In diesem Augenblick näherte sich ein Herr, der dem kleinen Auftritte mit sichtlichem Interesse gefolgt war. Das etwas gesucht gekleidete, ungefähr vierzigjährige Individuum hatte so offene Gesichtszüge, daß auch der Argwöhnischste zu ihm Vertrauen fassen mußte.
»Das war ja,« begann er mit einer Verbeugung gegen Frau Titbury, »ein recht ungezogener Mensch, der für seine Rücksichtslosigkeit einen derben Denkzettel verdient hätte. Ich mußte nur an mich halten, mich nicht in Dinge zu mischen, die mich nichts angingen . . .«
»Ich danke Ihnen, mein Herr,« antwortete Titbury, geschmeichelt, sich von einem so vornehmen Herrn vertheidigt zu sehen.

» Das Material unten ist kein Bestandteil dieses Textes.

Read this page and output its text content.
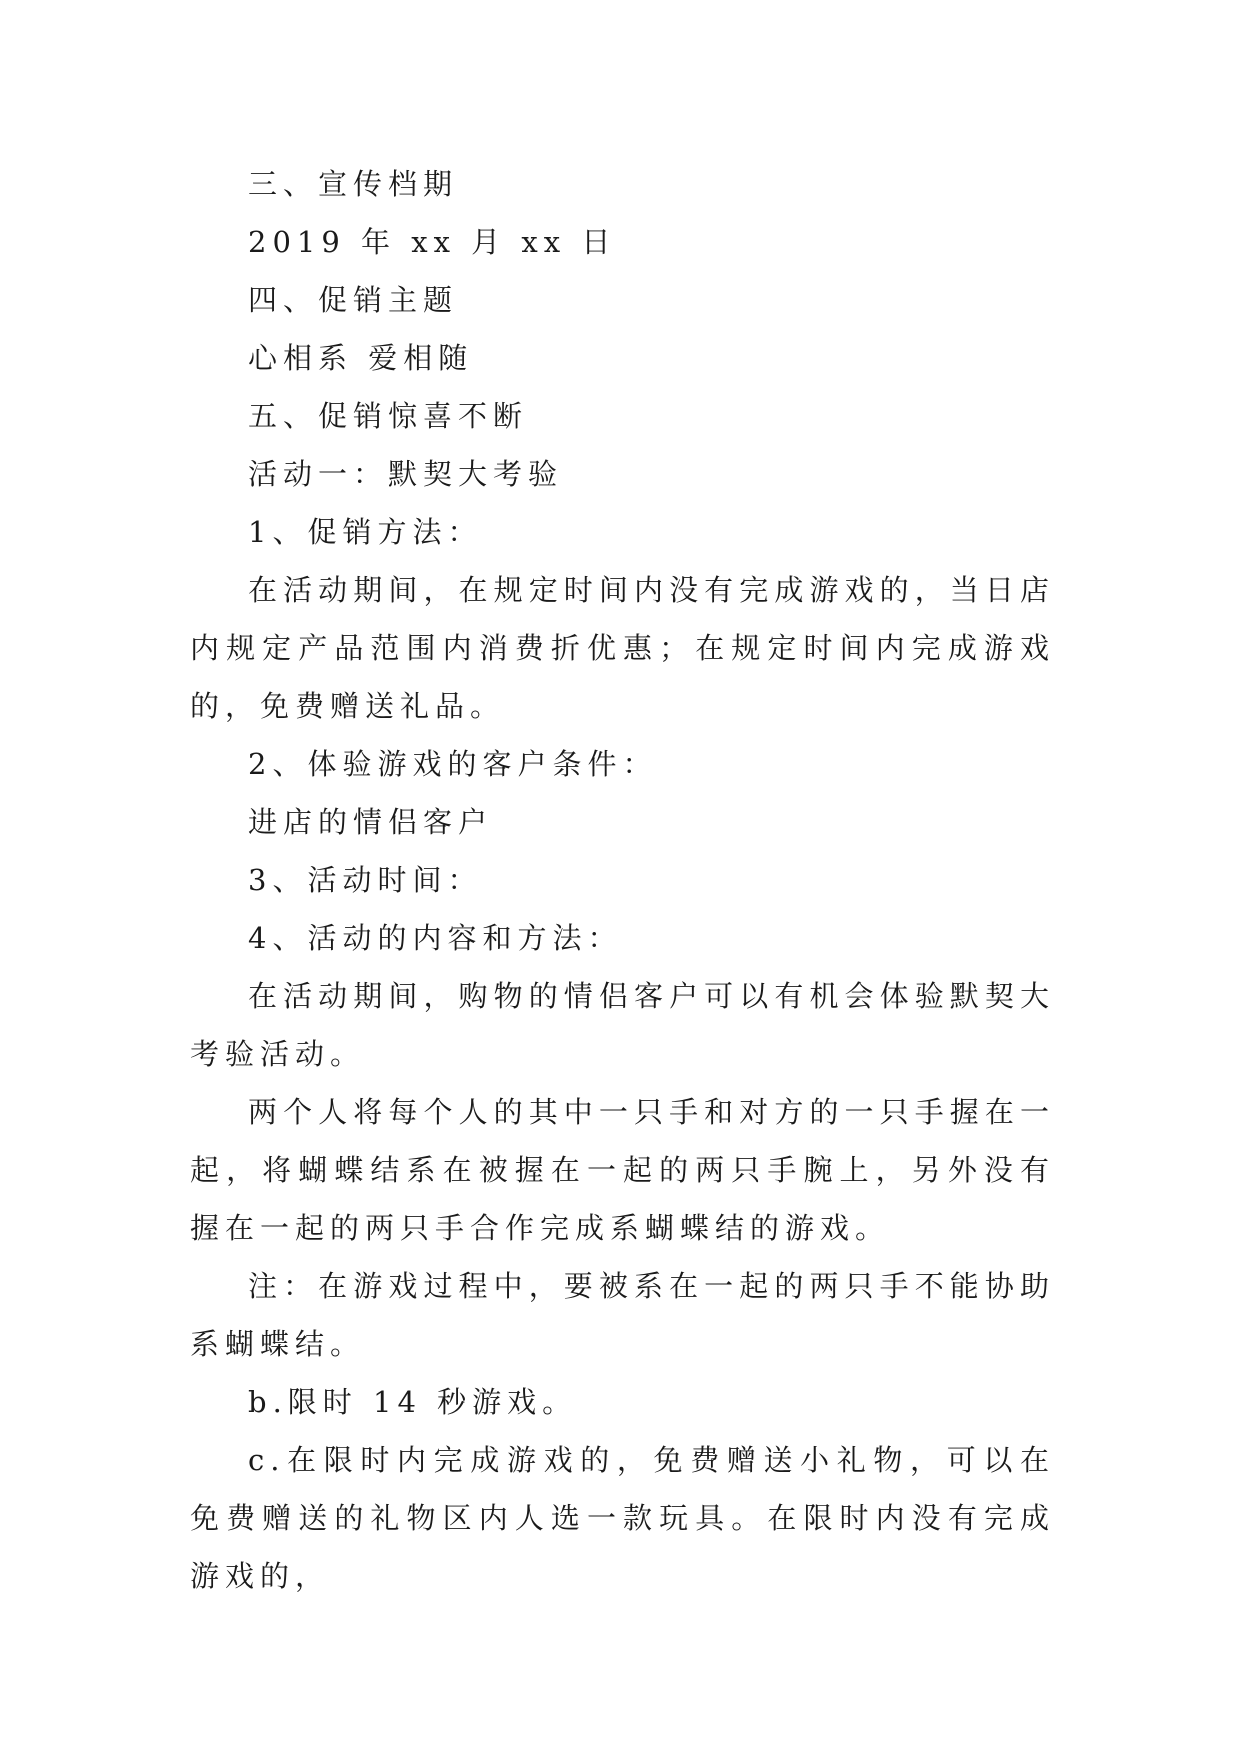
三、宣传档期

2019 年 xx 月 xx 日

四、促销主题

心相系 爱相随

五、促销惊喜不断

活动一：默契大考验

1、促销方法：

在活动期间，在规定时间内没有完成游戏的，当日店内规定产品范围内消费折优惠；在规定时间内完成游戏的，免费赠送礼品。

2、体验游戏的客户条件：

进店的情侣客户

3、活动时间：

4、活动的内容和方法：

在活动期间，购物的情侣客户可以有机会体验默契大考验活动。

两个人将每个人的其中一只手和对方的一只手握在一起，将蝴蝶结系在被握在一起的两只手腕上，另外没有握在一起的两只手合作完成系蝴蝶结的游戏。

注：在游戏过程中，要被系在一起的两只手不能协助系蝴蝶结。

b.限时 14 秒游戏。

c.在限时内完成游戏的，免费赠送小礼物，可以在免费赠送的礼物区内人选一款玩具。在限时内没有完成游戏的，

»Doch, bitte sagen Sie mir,« fuhr der vornehme Unbekannte fort, »war das wirklich Ihr Partner Max Real? . . .«
»Ich glaube, er war es,« erwiderte Titbury, »obgleich ich ihn kaum kenne.«
»Nun,« setzte der Fremde hinzu, »ich wünsche ihm alles mögliche Mißgeschick, weil er sich unterstanden hat, so hochachtbare Personen wie Sie mit solcher Rücksichtslosigkeit öffentlich anzusprechen, und an Ihnen, mein Herr, ist es nun, jenen – und natürlich auch alle übrigen – in der Partie gründlich zu besiegen!«
Es hätte einer ein ganz ungebildeter Tropf sein müssen, die guten Wünsche eines so höflichen, so zuvorkommenden Herrn nicht freundlich aufzunehmen, die Theilnahme eines Gentlemans, der sich für den Erfolg des Herrn und der Frau Titbury so sichtlich interessierte, abzulehnen.
Wer war denn der Mann? . . . Ein gewisser Robert Inglis aus Great Salt Lake City, der am nämlichen Tage dahin zurückkehren wollte, ein Handelsagent, der von dem Lande, das er viele Jahre nach allen Seiten bereist hatte, gründliche Kenntniß hatte. Nachdem er seinen Namen und Beruf genannt hatte, erbot er sich sehr höflich, das Titbury'sche Ehepaar zu führen und ihm auch ein passendes Hôtel nachzuweisen.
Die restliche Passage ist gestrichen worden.